Бедный Джулио! Он всегда умел ответить на любые ее вопросы.
Интересно, сколько сейчас времени. Надо спросить Марту, решила она. Надела халат и вышла в коридор — там никого не было. Дверь в каюту к Марте оказалась приоткрытой, и она вошла туда. Марта еще спала, лежа на спине, закинув руки за голову. Арианна на цыпочках подошла к койке и села рядом, однако и такого легкого движения было достаточно, чтобы Марта проснулась.
— Дорогая, что случилось? Тебе плохо? — встревожилась она, приподнимаясь на локте.
— Нет, нет, все в порядке, — успокоила Арианна, укладывая ее на подушку. — Просто не уснуть, вот и пришла к тебе.
— Который час?
— Не знаю, только что взошло солнце.
— Значит, совсем рано. Капитан говорил, что прибудем на Тремити не раньше одиннадцати. Почему бы тебе не поспать еще? Надо бы выглядеть отдохнувшей, когда приедем.
— Не уснуть Что-то тревожит меня, не пойму что. Мне бы радоваться, не правда ли? Ведь никто не заставлял меня возвращаться. Я с такой охотой строила для родителей виллу и теперь опять увижу их, но все же…
— Не терзайся. Просто прошло шестнадцать лет и ты боишься, что все изменилось, вокруг будут незнакомые люди. Так бывает с возвращающимися домой путешественниками, моряками. Помнишь, Джулио хотел привезти тебя на Тремити? А ты заупрямилась — ни за что!
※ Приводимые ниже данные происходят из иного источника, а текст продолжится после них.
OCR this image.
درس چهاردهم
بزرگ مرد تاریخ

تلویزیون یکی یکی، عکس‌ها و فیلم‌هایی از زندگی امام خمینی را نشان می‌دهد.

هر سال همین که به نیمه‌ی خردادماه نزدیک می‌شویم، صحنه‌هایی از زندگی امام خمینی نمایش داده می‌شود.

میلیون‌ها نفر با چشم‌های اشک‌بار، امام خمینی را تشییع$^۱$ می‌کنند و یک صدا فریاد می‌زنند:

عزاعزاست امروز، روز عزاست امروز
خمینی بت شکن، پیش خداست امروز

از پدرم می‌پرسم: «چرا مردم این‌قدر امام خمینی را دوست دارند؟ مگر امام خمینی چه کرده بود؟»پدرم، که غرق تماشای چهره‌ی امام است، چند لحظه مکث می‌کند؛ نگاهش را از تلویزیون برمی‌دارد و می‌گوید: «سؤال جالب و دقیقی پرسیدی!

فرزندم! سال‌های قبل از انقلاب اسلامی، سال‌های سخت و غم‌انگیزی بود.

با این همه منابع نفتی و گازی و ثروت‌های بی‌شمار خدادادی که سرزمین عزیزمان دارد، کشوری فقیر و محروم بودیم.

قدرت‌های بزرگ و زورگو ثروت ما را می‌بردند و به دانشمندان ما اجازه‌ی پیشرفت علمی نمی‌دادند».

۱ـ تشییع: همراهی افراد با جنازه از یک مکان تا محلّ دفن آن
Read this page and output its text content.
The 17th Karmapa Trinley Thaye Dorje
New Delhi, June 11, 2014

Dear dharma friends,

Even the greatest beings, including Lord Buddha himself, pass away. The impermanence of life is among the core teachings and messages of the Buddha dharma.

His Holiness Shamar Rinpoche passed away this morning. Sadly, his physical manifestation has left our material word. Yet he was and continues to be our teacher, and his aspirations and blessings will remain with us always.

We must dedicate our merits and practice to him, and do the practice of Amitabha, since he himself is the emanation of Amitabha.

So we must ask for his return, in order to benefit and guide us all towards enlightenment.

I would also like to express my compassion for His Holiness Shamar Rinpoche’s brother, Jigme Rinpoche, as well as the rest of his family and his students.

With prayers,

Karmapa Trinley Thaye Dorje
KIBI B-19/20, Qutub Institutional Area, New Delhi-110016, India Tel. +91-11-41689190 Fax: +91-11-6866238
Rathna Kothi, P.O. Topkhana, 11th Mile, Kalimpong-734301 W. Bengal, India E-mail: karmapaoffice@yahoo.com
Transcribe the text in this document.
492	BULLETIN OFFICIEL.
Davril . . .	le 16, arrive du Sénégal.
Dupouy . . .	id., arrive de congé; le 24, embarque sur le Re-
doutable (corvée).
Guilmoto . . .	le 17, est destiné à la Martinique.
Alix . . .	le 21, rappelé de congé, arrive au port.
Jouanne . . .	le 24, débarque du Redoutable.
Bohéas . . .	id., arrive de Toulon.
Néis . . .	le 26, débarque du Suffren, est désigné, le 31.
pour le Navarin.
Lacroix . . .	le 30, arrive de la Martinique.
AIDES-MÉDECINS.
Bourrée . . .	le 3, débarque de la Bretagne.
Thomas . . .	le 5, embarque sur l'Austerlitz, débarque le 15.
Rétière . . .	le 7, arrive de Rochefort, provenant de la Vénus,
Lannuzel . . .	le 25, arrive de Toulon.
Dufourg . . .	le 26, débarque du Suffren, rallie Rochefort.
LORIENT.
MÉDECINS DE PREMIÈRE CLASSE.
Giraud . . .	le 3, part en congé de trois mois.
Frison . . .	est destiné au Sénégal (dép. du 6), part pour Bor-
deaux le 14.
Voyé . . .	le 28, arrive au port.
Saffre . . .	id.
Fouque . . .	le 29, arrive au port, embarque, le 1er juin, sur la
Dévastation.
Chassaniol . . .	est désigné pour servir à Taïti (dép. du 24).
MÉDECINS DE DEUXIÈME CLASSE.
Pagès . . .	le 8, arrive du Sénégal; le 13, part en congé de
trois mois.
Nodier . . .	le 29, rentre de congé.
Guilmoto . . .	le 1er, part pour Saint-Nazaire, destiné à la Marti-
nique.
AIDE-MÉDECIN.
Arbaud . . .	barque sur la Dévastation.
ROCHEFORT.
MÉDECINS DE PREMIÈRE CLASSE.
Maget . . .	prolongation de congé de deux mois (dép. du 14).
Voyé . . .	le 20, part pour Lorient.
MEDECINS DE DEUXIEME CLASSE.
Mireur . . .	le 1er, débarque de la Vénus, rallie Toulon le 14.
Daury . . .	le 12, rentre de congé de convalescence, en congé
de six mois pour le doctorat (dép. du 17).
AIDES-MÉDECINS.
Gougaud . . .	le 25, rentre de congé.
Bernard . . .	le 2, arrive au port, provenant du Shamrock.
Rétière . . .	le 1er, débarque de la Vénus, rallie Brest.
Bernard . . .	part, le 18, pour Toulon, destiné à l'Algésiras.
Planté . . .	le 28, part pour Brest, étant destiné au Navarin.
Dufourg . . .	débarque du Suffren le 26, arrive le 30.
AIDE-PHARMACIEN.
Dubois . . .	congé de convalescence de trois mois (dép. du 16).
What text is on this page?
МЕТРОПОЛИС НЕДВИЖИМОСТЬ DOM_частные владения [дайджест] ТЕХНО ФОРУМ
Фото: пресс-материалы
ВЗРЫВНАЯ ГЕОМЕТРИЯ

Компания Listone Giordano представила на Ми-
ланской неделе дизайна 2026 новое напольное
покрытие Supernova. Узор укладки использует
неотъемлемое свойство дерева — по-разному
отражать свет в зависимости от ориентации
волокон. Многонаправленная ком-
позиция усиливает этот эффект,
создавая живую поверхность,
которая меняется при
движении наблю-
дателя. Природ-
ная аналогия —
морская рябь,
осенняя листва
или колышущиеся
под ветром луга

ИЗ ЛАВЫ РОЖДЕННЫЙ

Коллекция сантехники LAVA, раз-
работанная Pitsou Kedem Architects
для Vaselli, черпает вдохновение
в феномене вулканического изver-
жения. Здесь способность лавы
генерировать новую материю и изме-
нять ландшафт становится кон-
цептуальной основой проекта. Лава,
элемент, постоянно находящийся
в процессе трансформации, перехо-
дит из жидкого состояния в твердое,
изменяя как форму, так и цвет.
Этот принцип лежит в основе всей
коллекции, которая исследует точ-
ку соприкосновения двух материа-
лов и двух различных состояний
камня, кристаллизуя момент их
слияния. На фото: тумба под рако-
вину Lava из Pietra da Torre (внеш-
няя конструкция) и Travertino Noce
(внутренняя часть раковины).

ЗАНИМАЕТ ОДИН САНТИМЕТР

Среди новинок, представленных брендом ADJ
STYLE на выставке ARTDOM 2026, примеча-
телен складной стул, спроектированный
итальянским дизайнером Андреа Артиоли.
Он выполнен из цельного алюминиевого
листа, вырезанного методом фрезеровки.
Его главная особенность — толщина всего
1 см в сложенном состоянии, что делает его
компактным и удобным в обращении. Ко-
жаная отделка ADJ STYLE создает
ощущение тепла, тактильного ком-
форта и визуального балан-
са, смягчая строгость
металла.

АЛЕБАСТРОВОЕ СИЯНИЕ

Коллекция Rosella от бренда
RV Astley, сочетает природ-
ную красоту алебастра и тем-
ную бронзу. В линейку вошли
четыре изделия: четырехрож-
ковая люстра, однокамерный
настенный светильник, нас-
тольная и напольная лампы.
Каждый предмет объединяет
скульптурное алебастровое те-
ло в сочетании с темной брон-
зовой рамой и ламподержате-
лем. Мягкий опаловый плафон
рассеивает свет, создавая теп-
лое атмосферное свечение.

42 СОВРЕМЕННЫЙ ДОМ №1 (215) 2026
Но я тебя понимаю.
— Мне недостает Марио, падре Арнальдо, Серпьери… Несмотря на то что Томмазо немного наскучил мне. А в последнее время он стал каким-то странным.
— Странным? Но ты ведь обидела его, вспомни-ка.
— У него теперь все время плохое настроение. Я радовалась, как удачно идут мои дела, рассказывала о строительстве дома на Тремити, а его это почему-то сердило. Он говорил только о каких-нибудь неприятных вещах или жаловался на Наполеона. Обвинял меня в эгоизме: дескать, я уеду на Тремити, а он останется без меня, печальный и разочарованный.
— Разочарованный в чем?
— Не знаю. Наверное, таковы все упрямые романтики. Конечно, я тоже мечтаю, именно мечты и сделали меня такой, какая я есть. Однако я все время оглядываюсь на окружающий меня мир и не обманываюсь иллюзиями. Не получилось исполнить одно желание — появится другое. Я столько раз переходила от одной грезы к другой, к новым мечтам, когда жизнь менялась… Но когда я заводила разговор об этом, Томмазо не слушал меня. Как-то раз я получила письмо от Марио и восхитилась тем, как он старается облегчить жизнь народа. И что, ты думаешь, я услышала в ответ? Одни жалобы! В общем, что бы я ни говорила, ничто больше не воодушевляло его.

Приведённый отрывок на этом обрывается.